Response by poster: I wanted a way to save hand written notes without taking up real world space. Here a cheap product is way more useful than an expensive one since you can take it more places. I'll happily think about any small inexpensive devices like the Nokia Internet Tablet (~ $400). But I'm not sure they can handle written notes?

I'd also imagined that a graphics tablet might prove useful for working with co-authors remotely. I suppose, if no such Mac product exists, I could try an ordinary graphics tablet, just to see how I like them, and then hope Mac compatible notepads appear.

So here's another question: Just how much better is a Wacom? I'm not an artist. I just want to sketch stuff and write equations. We currently just write equations in Skype in LaTeX code, which is fine. What's the point of a Wacom if your not an artist? Well, one point is that Wacom may be the only tablet maker who has Mac compatible handwriting recognition, but I'm probably not using that anyway. Any other considerations?
posted by jeffburdges at 2:14 PM on December 22, 2007


Re: the wacom question, if you're not an artist, then all tablets are pretty much fine (not counting platform interoperability and software). In terms of features, a wacom products just have the better of the available tech options. Eg, some tablets use a mechanism that needs a battery in the pen, some don't. (Wacom doesn't). Some tablets have graded pressure sensitivity, some just detect pen-tip touching vs not touching. (Wacom has graded sensitivity, generally more levels of pressure too). Some tablets have a cord, some are battery powered and wireless (wacom offers both). Some have a built-in screen, some don't. And so on.

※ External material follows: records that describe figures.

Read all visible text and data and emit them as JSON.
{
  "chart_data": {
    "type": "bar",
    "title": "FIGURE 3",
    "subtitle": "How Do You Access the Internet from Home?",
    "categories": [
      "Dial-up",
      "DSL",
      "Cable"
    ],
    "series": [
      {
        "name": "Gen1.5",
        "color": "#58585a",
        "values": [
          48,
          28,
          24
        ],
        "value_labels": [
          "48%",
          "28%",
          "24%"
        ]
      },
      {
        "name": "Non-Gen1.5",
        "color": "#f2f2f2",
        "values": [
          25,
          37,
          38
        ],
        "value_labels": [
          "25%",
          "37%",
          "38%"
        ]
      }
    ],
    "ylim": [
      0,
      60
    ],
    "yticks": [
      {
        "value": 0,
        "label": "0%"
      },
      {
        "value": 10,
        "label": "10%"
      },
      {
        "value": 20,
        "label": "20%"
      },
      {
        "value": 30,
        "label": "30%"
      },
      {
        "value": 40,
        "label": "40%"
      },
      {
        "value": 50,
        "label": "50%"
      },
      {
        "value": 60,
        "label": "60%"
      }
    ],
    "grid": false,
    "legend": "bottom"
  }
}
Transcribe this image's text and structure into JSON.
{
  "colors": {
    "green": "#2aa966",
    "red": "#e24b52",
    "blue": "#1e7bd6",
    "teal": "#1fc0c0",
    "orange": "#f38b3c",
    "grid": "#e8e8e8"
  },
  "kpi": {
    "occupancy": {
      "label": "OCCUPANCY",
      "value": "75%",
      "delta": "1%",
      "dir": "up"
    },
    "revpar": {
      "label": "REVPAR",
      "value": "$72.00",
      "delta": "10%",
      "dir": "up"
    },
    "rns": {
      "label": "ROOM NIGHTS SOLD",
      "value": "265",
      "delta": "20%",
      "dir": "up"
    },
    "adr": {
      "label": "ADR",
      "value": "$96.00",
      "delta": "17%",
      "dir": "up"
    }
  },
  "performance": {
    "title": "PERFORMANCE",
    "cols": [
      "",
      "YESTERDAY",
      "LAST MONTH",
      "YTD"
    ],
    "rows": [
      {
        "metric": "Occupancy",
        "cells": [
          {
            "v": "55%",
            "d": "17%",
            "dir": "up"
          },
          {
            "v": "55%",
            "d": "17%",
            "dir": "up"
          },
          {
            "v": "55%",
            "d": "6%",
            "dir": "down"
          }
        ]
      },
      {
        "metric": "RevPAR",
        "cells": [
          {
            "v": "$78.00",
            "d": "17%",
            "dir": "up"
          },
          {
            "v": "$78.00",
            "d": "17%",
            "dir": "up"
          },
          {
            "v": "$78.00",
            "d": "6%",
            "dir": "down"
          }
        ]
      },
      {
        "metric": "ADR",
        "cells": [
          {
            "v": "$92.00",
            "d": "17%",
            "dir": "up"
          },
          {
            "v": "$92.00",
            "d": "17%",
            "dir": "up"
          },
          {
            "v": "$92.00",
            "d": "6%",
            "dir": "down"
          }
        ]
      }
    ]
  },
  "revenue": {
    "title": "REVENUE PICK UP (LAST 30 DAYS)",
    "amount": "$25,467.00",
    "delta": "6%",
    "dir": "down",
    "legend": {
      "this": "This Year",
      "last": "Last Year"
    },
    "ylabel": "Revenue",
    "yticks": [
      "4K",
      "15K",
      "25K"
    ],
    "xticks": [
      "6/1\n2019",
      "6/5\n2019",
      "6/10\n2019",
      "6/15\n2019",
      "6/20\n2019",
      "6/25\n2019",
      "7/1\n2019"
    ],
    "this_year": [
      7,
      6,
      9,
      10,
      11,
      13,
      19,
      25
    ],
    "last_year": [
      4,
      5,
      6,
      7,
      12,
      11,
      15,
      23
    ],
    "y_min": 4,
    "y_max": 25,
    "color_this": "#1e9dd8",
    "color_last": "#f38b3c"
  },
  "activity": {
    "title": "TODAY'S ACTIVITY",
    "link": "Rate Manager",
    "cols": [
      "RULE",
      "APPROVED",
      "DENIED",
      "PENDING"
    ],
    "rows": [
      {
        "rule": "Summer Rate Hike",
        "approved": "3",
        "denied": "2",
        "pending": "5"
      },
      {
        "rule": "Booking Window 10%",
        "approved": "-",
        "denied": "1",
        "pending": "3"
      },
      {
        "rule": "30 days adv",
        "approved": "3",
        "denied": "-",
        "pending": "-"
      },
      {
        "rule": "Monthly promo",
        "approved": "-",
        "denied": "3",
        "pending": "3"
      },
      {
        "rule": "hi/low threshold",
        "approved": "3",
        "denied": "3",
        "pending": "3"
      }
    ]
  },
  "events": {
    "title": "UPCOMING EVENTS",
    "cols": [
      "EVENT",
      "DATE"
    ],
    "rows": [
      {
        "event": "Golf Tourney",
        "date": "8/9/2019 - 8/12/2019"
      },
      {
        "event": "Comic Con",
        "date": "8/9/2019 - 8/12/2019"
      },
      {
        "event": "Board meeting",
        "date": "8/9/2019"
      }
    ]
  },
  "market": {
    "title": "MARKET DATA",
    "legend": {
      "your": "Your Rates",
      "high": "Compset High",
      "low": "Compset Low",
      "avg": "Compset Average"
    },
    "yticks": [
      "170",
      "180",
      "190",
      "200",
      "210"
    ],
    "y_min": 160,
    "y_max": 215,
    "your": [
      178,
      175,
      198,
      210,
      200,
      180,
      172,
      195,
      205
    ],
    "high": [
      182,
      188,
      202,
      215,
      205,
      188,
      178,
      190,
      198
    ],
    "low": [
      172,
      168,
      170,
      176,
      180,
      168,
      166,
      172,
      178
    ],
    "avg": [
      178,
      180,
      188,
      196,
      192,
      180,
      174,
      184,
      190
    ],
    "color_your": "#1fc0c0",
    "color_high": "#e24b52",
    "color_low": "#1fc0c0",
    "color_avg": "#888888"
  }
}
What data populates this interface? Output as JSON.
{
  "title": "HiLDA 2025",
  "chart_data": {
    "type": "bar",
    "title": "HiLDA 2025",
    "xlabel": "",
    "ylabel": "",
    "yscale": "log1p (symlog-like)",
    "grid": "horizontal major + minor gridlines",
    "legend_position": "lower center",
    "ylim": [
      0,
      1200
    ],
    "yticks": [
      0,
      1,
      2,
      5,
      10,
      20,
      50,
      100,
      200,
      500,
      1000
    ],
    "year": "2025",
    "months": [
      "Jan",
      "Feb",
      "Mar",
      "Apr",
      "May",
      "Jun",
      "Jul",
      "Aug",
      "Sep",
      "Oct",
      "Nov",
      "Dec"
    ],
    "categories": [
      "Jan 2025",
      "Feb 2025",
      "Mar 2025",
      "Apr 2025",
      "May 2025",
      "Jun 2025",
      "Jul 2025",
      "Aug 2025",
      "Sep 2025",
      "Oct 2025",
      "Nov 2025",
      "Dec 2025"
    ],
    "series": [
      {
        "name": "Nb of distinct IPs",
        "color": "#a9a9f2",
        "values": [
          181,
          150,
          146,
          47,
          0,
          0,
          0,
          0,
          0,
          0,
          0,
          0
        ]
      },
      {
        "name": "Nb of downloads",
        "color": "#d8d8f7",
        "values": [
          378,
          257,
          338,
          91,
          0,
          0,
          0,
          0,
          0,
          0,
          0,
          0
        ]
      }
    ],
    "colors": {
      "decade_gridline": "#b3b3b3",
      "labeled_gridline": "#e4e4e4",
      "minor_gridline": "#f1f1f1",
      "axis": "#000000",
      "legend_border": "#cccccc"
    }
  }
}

Without a screen behind it though, handwriting is weird and doesn't work very well.
(Even with a screen, I hardly ever use it for handwriting, as for me, typing is so much faster)
If you look, you can probably find some super cheap small tablet for under $20 to play around with, and while it won't be very nice, it at could least give you a ballpark idea of how useful a better one might be.
It sound like you won't get much out of a normal graphics tablet though. It might be better to borrow one off someone to try it out, rather than buy something that will probably just end up kicking around your place as junk. (I find that normal external tablets are really useful 1% of the time, and the other 99% just kick around and get in the way :-)
posted by -harlequin- at 2:37 PM on December 22, 2007


Best answer: if you haven't looked into e-paper book readers with note-taking capability, keep an eye on them. I doubt the product you want exists there yet, but I have a feeling that that's where something of interest to you might come from in the next few years.
posted by -harlequin- at 2:39 PM on December 22, 2007


Recent question along the same lines.
posted by ikkyu2 at 5:47 PM on December 22, 2007


Response by poster: fyi, Inkwell opens just fine with Aiptek's MyNote, but it sees all tablet input as off the bottom of the screen.